Skills are automatically triggered when Claude detects relevance. They are best for ongoing behavioral rules like how to review code, how to write documentation, how to structure tests, or how to handle specific types of tasks.
If you find yourself typing the same slash command at the start of every session, it should probably be a skill instead. If you only need a workflow occasionally and want explicit control over when it runs, keep it as a slash command.
Best Practices
Write descriptions as if you are training a new team member to recognize when this skill applies. Be specific about the trigger conditions. Instead of "helps with testing," write "generates unit tests with full coverage for TypeScript functions, including edge cases, error paths, and mock setup. Activate when asked to write tests, add test coverage, or create test files."
Keep each skill focused on one capability. A skill that tries to handle code review, documentation, testing, and deployment will match too broadly and produce inconsistent results. Create separate skills for each concern.
Test your skills by starting a fresh session and giving Claude a task that should trigger the skill. Verify that the output follows your defined format and checklist. If the skill is not triggering, rewrite the description to better match the kinds of prompts you use.
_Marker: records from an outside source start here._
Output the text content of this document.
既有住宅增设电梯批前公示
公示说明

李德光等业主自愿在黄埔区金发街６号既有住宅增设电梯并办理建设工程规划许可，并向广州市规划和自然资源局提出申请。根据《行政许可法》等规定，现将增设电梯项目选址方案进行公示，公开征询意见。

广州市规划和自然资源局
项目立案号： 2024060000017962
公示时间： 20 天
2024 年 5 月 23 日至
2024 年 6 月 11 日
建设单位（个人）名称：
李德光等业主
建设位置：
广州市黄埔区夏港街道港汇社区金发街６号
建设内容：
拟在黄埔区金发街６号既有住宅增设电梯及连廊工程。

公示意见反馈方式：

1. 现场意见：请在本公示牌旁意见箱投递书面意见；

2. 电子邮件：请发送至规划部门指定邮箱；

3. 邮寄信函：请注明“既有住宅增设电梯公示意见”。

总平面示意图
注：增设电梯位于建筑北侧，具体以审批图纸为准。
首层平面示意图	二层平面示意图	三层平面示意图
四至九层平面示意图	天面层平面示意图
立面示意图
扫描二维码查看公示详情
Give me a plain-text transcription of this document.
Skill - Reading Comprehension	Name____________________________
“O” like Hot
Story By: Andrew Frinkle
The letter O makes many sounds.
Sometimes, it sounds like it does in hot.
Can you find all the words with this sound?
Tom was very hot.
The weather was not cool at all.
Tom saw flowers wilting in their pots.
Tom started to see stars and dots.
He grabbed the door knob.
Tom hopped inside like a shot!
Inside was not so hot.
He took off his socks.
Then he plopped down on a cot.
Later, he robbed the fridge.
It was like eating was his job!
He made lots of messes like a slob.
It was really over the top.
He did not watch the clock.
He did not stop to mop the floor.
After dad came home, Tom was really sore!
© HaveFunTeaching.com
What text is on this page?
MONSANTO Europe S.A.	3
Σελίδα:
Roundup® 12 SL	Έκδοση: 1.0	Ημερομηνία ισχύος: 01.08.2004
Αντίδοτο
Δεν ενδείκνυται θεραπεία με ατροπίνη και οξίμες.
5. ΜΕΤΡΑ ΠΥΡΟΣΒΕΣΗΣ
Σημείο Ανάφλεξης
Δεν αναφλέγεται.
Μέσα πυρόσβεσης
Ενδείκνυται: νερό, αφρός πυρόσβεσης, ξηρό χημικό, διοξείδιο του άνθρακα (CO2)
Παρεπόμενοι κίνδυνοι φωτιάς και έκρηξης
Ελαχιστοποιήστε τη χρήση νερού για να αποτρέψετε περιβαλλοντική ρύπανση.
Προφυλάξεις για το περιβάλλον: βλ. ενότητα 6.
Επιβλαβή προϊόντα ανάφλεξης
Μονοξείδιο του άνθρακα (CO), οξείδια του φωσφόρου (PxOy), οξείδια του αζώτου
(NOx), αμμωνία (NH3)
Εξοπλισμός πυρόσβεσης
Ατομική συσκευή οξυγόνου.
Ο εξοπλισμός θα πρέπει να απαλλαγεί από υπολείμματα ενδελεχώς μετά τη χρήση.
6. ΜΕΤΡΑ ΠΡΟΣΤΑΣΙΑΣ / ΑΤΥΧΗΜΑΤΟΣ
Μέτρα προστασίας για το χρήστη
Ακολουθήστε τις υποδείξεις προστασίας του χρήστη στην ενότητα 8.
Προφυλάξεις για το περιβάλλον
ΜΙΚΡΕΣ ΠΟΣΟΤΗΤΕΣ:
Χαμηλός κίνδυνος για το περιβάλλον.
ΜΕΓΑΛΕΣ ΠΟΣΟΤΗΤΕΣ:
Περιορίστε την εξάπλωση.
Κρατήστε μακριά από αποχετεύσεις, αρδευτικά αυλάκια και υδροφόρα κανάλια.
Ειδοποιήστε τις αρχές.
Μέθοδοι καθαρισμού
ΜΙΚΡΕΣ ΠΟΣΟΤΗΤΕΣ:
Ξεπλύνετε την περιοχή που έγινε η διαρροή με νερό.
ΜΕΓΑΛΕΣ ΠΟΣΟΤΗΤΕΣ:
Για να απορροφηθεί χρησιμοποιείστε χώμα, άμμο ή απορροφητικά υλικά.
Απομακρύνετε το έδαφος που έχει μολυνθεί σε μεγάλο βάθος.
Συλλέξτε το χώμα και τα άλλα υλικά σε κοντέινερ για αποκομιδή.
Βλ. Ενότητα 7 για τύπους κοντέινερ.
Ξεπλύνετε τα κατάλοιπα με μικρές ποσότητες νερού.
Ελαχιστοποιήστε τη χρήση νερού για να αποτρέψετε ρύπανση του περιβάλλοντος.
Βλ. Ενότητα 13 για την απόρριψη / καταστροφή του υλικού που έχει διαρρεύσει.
Try this exercise: create three skills for your project -- one for code review, one for documentation, and one for test generation. Write clear descriptions for each. Then start a fresh Claude Code session and, without mentioning any skill by name, ask Claude to review a file, document a module, and write tests for a function. Check whether the right skill activated each time and refine the descriptions until triggering is reliable.
Version control your skills alongside your code. When the whole team shares the same .claude/skills/ directory, everyone gets consistent AI behavior regardless of who is working on the codebase. This is one of the most effective ways to encode team standards into your AI-assisted development workflow.